Yüksek demir bariyerlerle Fuara giden tüm yollar kesilmişti.

Yüzlerce polis çevrelemiş ve kimseyi geçirtmiyordu.

Yanlış anlamayın, arabalardan söz etmiyorum, yayalardan bahsediyorum.

Adeta bir toplama kampı gibi yolun bir kıyısında tıkılıp kalmıştık.

Karşımızda 30 metre ötedeki 9 Eylül kapısına gidemiyorduk.

Cumhurbaşkanlığı Bisiklet Turu için alınan önlemler, bu sporu sevdirmekten öte topluma zulmetmeyi öngörmüştü.

2 saate yakın o bölge kapalı kaldı.

İnsanlar şikayet ediyor söyleniyor, polislerle tartışıyordu.

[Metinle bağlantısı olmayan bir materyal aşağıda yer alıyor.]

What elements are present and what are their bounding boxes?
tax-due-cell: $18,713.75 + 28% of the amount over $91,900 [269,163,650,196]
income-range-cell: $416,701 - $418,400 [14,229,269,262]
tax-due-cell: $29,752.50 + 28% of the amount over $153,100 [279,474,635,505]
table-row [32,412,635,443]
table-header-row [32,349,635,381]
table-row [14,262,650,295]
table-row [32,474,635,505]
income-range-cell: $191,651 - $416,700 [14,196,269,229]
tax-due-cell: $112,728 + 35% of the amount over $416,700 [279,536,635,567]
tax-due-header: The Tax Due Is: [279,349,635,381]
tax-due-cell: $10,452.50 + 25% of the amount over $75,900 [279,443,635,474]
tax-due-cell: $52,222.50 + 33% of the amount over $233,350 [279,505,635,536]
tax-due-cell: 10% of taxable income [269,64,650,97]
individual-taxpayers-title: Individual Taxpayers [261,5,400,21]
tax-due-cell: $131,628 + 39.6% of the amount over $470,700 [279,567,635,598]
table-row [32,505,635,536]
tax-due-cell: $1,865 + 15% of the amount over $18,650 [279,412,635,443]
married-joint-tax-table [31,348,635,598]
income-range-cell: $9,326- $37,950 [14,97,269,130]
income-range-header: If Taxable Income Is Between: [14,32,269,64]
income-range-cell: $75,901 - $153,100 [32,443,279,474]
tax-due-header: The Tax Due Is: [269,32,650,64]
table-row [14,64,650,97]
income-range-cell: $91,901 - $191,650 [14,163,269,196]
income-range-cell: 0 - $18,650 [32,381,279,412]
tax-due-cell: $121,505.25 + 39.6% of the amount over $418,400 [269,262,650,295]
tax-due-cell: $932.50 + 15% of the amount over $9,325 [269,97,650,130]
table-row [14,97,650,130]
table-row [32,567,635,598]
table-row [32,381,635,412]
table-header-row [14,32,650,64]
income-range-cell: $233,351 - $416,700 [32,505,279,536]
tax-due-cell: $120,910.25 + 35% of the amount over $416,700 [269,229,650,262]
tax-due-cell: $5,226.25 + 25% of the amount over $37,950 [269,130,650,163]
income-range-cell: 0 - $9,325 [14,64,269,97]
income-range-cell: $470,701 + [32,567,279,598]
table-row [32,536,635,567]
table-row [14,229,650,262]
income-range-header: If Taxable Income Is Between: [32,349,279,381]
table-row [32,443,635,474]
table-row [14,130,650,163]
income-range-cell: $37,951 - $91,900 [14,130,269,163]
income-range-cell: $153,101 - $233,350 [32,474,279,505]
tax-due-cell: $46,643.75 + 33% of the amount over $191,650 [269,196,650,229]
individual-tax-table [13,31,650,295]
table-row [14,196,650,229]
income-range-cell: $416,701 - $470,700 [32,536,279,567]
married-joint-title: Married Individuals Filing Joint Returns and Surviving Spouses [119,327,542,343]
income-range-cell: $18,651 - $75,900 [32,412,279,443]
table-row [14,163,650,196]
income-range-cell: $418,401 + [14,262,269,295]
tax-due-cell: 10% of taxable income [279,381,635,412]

Şıkır şıkır giyinmiş bir hanım Kültürpark’taki yakınlarının nikahına gidecekti, gidemedi.

Genç bir kaç sporcu antrenmanlarına gidemedi.

Sınavı olanlar, acil işleri olanlar da vardı.   

Benim gibi yüzlerce kitap severler ise yılda bir kez düzenlenen kitap fuarına ulaşamadı.

Emre Kongar ve Zülal Kalkandelen kitap fuarındaki konferanslarına yetişemedi.

UKOME kararıyla kapatılan yollar yüzünden pek çok insan aracıyla gideceği yere ya gidemedi ya da çok geç gidebildi.

Geçen hafta Pazar günkü maratonda da benzer zorluklar yaşandı.

Kitap Fuarı’na gidecek olanlar yine ulaşamadı.

UKOME kararıyla alınan bu kapatmalar, sporu sevdirmekten çok spor bahanesiyle İzmirlilere eziyet anlamına geldi.

Oysa akıllıca bir organizasyon ile kapatılacak yolları minimize edersin, sahil yolunu kapatırsın, o da kısa bir süreyle.

Koşucular, bisikletçiler geçmeden 10 dakika önce kapatırsın geçer geçmez de açarsın.

İzmir’deki olay sanki bir cezalandırmayı anımsatıyordu.

Saatlerce (yarım günden fazla, öğleden sonra 15.00’e varan kapatmalar, “light” bir sıkıyönetim, sokağa çıkma yasağına dönüşüyordu.

Hele bisiklet turunun cumartesi günü olması işi iyice zora soktu.

Benim önerim bundan sonra bisiklet turunun Konya, Kayseri, Bayburt, Yozgat gibi nüfus yoğunluğu az olan yerlerde yapılması.

Hiç bir sportif faaliyet, insanların en temel hakları olan ulaşım hakkının ellerinden alınmasını gerektirmez.